Liberation in the news
“Negotiating with Taliban will crush Afghan women”, writes Lauryn Oates, who is “Projects Director for Canadian Women for Women in Afghanistan, managing 12 education projects in Afghanistan including a teacher training program which recently graduated its 1,500th teacher”. She also writes:
As an aid worker in Afghanistan and a longtime advocate for girls’ education here, I find Kristof’s disregard for the desires that Afghans have expressed for the U.S. and NATO to stay put until the job is done, deeply offensive. It’s offensive to the brave Afghan teachers I work with who go to work every day to a long day teaching three shifts of students, because there are more girls showing up to school than can fit into the classrooms all at once.
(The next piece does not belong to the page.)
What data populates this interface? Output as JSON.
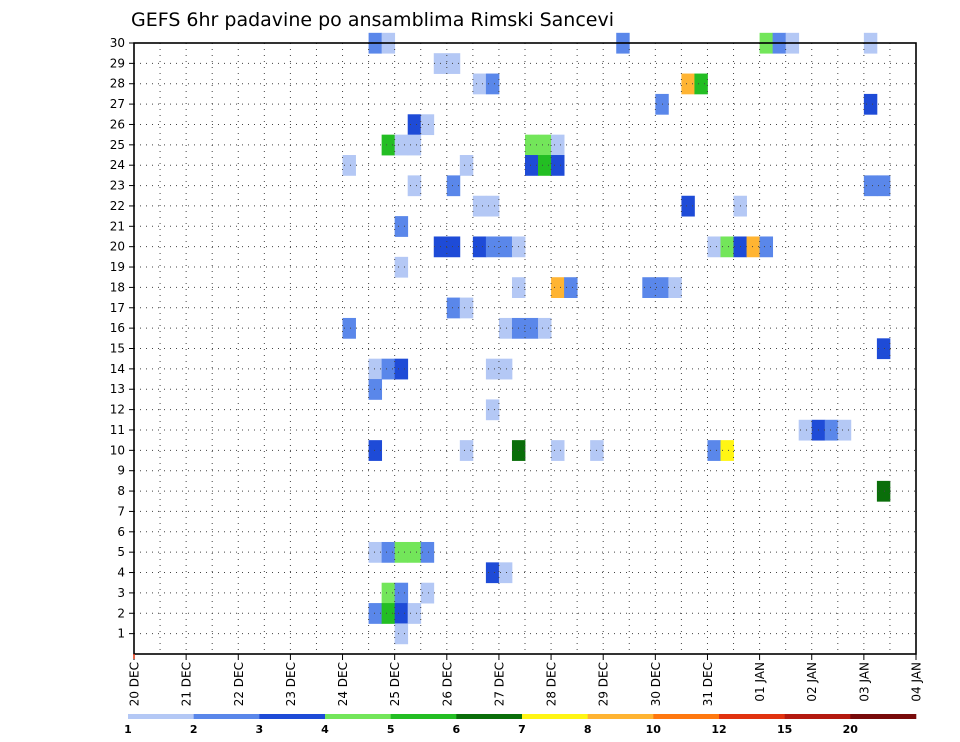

It’s offensive to those girls who are finally grasping the opportunity to study, after this most basic of human rights was denied to them under the Taliban.
The foreign military forces on the ground here are imperfect in their track record, but they have still provided the breathing space that has allowed 2.5 million girls to return to school, 170,000 teachers to go back to work, and thousands of schools to be built. Those achievements have been worth it, and we have invested too much and lost too many, to give up now.
Source: Calgary Herald
Lauryn Oates from the Human Rights Brigade agrees:
I’ve worked for 14 years to defend the rights of Afghan women, especially the human right to education, and I’ve been coming here regularly since 2003. If the Taliban return to power, I won’t come here anymore. Even if I wanted to, I wouldn’t be able to do any work here. A dead aid worker is not a very useful aid worker. Let me clear: the work that my organization, and hundreds of others, have been doing, will stop. The schools, the libraries, the teacher training, the literacy classes… Gone. Gone. Gone.
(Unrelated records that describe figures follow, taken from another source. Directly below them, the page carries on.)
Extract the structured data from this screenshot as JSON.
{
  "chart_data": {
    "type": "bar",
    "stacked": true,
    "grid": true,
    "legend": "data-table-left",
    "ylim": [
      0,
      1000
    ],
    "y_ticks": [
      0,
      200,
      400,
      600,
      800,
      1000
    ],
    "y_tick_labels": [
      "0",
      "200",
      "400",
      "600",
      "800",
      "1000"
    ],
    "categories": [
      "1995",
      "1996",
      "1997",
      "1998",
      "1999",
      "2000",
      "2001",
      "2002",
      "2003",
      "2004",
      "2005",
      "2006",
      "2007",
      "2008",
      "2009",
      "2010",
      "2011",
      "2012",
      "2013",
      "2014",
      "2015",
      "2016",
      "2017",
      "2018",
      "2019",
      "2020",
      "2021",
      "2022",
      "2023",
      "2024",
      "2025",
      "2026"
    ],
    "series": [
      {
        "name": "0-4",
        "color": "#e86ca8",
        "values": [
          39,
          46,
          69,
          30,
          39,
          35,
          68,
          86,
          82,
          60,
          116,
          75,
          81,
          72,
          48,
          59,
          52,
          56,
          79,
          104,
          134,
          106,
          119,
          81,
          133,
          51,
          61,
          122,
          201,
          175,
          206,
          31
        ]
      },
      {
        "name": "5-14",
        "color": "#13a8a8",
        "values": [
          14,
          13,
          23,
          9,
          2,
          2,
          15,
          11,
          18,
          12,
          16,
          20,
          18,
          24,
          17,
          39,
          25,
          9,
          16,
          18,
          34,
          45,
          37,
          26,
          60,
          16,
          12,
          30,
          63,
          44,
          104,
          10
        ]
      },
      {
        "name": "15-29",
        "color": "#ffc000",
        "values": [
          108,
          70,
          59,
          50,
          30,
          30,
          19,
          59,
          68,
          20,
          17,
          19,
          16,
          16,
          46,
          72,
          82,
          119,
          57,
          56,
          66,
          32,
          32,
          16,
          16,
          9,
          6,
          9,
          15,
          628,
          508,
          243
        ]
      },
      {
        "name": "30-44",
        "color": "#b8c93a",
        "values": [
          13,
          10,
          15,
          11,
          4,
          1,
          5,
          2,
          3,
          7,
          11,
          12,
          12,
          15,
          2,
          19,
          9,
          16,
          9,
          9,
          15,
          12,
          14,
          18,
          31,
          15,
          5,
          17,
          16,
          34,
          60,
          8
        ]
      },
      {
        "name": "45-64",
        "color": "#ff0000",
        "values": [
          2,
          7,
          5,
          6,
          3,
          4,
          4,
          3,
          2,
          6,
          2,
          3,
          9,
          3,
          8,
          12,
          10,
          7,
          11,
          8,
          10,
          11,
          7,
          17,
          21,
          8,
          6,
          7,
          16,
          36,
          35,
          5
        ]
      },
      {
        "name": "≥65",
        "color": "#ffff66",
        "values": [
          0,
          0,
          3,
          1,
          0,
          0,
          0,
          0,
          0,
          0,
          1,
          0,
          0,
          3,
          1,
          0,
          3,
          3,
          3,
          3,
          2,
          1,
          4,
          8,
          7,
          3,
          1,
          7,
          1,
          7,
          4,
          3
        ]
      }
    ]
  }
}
Right now, we can do this work, despite the erratic and increasingly deranged behavior of the Afghan president, and the imperfect track record of NATO to date. The international military presence has held the fundamentalist, death-cult insurgents at bay just enough to create some precious breathing space, however small and vulnerable, that allows education to spread.
Source: The Propagandist
I couldn’t possibly abandon these women and girls to their fate – death, torture, suppression by the Taliban. Do you want to abandon them? Do you disagree with me that they deserve, by the very fact of their existence, to live in freedom?
If you have a different strategy to liberate people like these girls that doesn’t include the military, speak now or forever hold your peace. Or join the effort.